DataRobot validates each node based on the incoming and outgoing edges, checking to ensure that data type, sparse vs. dense data, and shape (number of columns) requirements are met. If you have made changes that cause validation warnings, those affected nodes are displayed in yellow on the blueprint:
Hover on the node to see specifics:
In addition to checking a task's input and output, DataRobot validates that a blueprint doesn't form cycles. If a cycle is introduced, DataRobot provides a warning, indicating which nodes are causing the issue.
Train new models¶
After changes have been made and saved for a blueprint, the option to train a model using that blueprint becomes available. Click Train to open the window and then select a feature list, sample size, and the number of folds used in cross validation. Then, click Train model.

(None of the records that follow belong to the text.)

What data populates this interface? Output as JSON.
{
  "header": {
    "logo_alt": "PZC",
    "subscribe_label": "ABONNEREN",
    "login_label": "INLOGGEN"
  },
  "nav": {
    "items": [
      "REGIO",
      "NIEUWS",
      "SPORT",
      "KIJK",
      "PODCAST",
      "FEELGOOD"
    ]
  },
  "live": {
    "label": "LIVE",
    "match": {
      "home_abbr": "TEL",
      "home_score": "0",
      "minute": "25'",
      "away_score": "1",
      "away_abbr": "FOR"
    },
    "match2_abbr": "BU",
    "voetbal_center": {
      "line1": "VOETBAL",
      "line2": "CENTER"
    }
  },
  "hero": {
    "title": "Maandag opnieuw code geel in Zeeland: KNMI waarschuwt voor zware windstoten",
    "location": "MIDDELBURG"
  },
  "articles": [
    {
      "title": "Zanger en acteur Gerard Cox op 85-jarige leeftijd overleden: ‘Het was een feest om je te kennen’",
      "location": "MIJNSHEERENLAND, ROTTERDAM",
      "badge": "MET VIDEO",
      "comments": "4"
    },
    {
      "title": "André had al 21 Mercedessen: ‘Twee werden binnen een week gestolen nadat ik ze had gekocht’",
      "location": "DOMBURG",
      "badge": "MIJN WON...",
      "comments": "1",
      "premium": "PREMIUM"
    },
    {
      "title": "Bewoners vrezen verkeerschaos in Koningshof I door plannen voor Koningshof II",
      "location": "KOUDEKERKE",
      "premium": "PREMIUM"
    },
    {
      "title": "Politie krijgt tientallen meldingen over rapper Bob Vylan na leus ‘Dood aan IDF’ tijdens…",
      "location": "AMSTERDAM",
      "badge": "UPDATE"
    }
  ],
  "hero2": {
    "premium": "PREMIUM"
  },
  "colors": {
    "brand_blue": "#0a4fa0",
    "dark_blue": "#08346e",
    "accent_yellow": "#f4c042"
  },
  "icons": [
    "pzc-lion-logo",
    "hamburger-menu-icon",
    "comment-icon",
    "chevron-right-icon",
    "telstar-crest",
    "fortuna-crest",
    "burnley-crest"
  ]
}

The model becomes available to the project on the model Leaderboard. If errors were encountered during model building, DataRobot provides several indicators.
You can view the errored node from the Describe > Blueprint tab. Click on the problematic task to see the error message or validation warning.
If a custom task fails, you can find the full error traceback in the Describe > Log tab.
You can train a model even if the blueprint has warnings. To do so, click Train with warnings.
The following sections provide details to help ensure succesful blueprint creation.
Boosting is a technique that can improve accuracy by training a model using predictions of another model. It uses multiple estimators together, which in turn either use data in multiple forms or help calibrate predictions.
A boosting pipeline has two key components:
Booster task: A node that boosts the predictions (Text fit on Residuals (L2/Binomial Deviance) in the example above). The list of built-in booster tasks available can be found in the task selector under Models > Regression > Boosted Regression (or similarly under the other Models sub-categories). For example:
Boosting input: A node that supplies the prediction to boost (eXtreme Gradient Boosted Trees Classifier with Early stopping in the example) and other tasks that pass extra variables of the booster (Matrix of word-grams occurrences).
It must meet the following criteria:
There must be only one task that provides predictions to boost.
There must be at least one task providing extra explanatory variables to the booster, other than the predictions (Matrix of word-grams occurrences in the example).